Title Description
Given a decimal number M, and the need to convert the binary number N. M decimal number into binary number N
input Description:
input line, M (32-bit integer), N (2 ≤ N ≤ 16), separated by a space.
Output Description: The
number of converted output for each test case, each output per line.
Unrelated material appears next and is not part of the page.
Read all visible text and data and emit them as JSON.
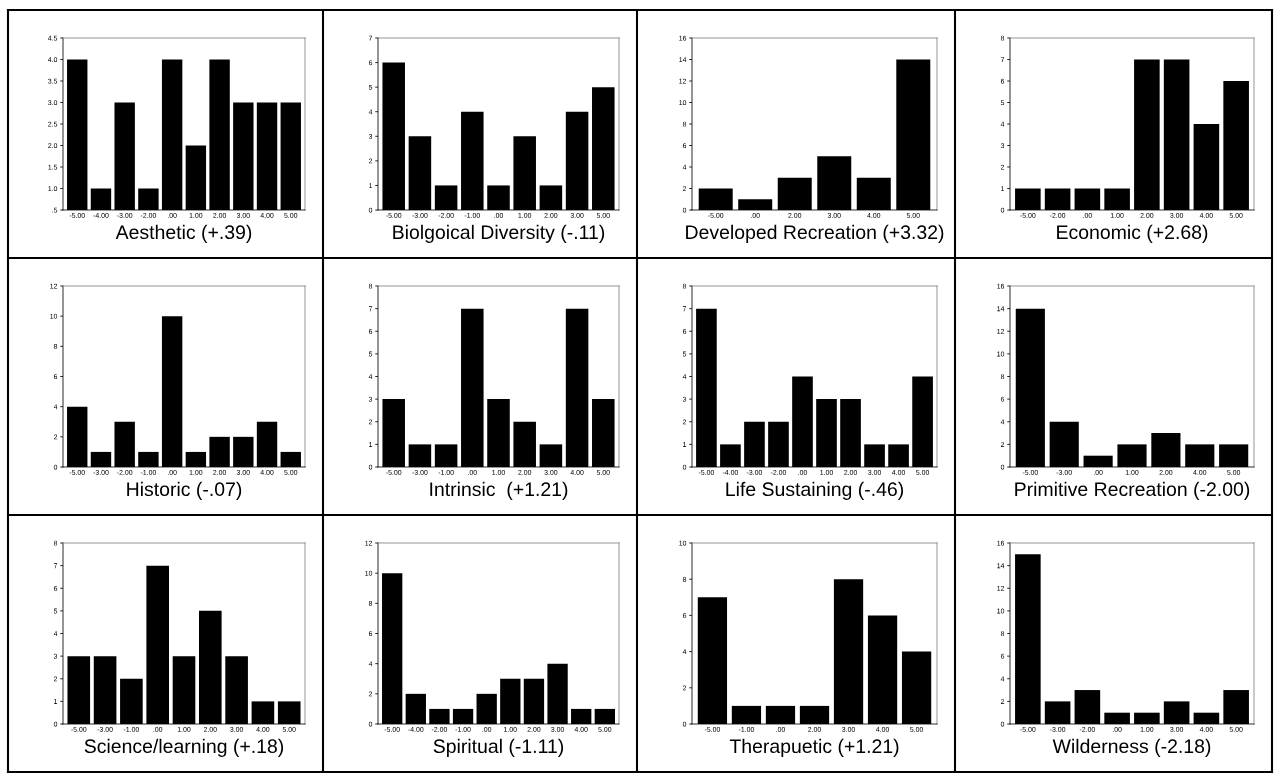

If rule number N is greater than 9, then the corresponding hexadecimal reference (for example, represented by 10 A, etc.)
Example
Input 72
Output 111
#include <iostream>
#include <stack>
using namespace std;
int main(){
long int num;
int n, i, size;
int flag = 0;
stack<int> src;
char arr[6] = { 'A', 'B', 'C', 'D', 'E', 'F' };
cin >> num;
cin >> n;
if (num < 0){//如果是负数,就转换为正数
num = 0 - num;
flag = 1;
}
while (num){
src.push(num % n);
num = num / n;
}
size = src.size();
if (flag){
cout << '-';
}
for (i = 0; i < size; i++){
if (src.top() > 9){
cout << arr[src.top() % 10];
src.pop();
}
else{
cout << src.top();
src.pop();
}
}
system("pause");
return 0;
}
Outline of Solution:
Decimal N-ary conversion, is in addition modulo N, then reverse the output, until the end of the operation is 0, the process according to this operation, a stack can be defined to store the remainder at the end of calculation, pop side edge printing to be available. Note converted to hexadecimal when ABC ... appears.